もう少しで実際に使えるようになるオータイロカプセル・タスフィゴ錠・フリュザクラ・ライブリバント・トロデルビの詳細についてお伝えしますね。
・オータイロカプセル
効能・効果:ROS1融合遺伝子陽性の切除不能な進行・再発の非小細胞肺がん
この薬は、ROS1やTRK A/B/Cを選択的に阻害する分子標的薬です。
非小細胞肺がんのうち、約1~2%がROS1融合遺伝子陽性疾患とされており、がん細胞の増殖を抑える効果が期待されます。
・タスフィゴ錠
効能・効果:FGFR2融合遺伝子陽性の切除不能な胆道がん
胆道がんの一部に見られるFGFR2融合遺伝子を標的とする薬剤です。国内では、この分子を標的とした薬剤として3剤目にあたります。

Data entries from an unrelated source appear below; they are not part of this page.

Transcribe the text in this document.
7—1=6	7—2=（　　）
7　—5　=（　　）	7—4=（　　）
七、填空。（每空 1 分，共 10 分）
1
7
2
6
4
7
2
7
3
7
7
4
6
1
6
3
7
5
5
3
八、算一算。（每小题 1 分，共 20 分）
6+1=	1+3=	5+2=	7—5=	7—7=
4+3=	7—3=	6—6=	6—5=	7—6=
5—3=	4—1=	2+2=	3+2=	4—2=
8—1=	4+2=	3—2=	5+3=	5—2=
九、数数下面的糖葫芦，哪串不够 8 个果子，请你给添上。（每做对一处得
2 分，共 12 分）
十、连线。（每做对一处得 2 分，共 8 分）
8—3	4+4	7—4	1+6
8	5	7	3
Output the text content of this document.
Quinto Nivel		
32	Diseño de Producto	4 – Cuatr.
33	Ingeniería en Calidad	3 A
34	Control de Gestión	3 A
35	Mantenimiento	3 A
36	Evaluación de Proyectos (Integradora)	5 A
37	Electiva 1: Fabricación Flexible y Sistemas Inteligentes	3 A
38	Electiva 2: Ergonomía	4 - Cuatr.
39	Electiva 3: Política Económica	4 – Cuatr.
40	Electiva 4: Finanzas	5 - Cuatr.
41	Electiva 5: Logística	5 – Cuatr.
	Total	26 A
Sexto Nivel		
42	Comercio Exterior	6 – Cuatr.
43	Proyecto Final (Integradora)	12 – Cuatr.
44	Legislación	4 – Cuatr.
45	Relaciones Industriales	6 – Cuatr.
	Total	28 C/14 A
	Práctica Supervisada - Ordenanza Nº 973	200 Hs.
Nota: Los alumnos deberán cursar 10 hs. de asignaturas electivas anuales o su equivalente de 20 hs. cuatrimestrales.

FGFR2融合遺伝子陽性の胆道がんの治療として、新たな選択肢を提供することになります。
・フリュザクラカプセル
効能・効果:治癒切除不能な進行・再発の結腸・直腸がん
化学療法歴がある結腸・直腸がん患者に対し、腫瘍の増殖を効果的に抑制することが証明されています。
・トロデルビ(点滴)
効能・効果:トリプルネガティブの手術不能または再発乳がん
新たなターゲットとしてTROP-2を標的にした薬剤です。
化学療法歴のある乳がん患者に対する治療効果が認められています。
・ライブリバント点滴静注
効能・効果:EGFR遺伝子エクソン20挿入変異陽性の非小細胞肺がん
EGFRおよびMETを標的とする二重特異性抗体を用いた分子標的薬です。
この薬は、標準的治療が難しかったEGFR遺伝子エクソン20挿入変異陽性を持つ患者さんに対して、新たな治療の可能性を提供します。
以上となります。
そして、承認はされていませんが、興味深い治療法を1つご紹介します。
・不眠障害用プログラム「サスメドMed CBT-i不眠障害用アプリ」
医療機器製造販売承認を取得した、不眠障害に対する疾患治療用プログラムです。
このアプリは、認知行動療法を提供し、副作用の少ない非薬物療法として用いることができます。
不眠症で悩まされると、病院では薬を処方することで対処することが多いですが、アプリで治療を試みるということで、注目されています。
海外では既に不眠障害の治療ガイドラインにおいて新たな治療法として推奨されており、今後国内でも保険診療で用いられれば良いと思います。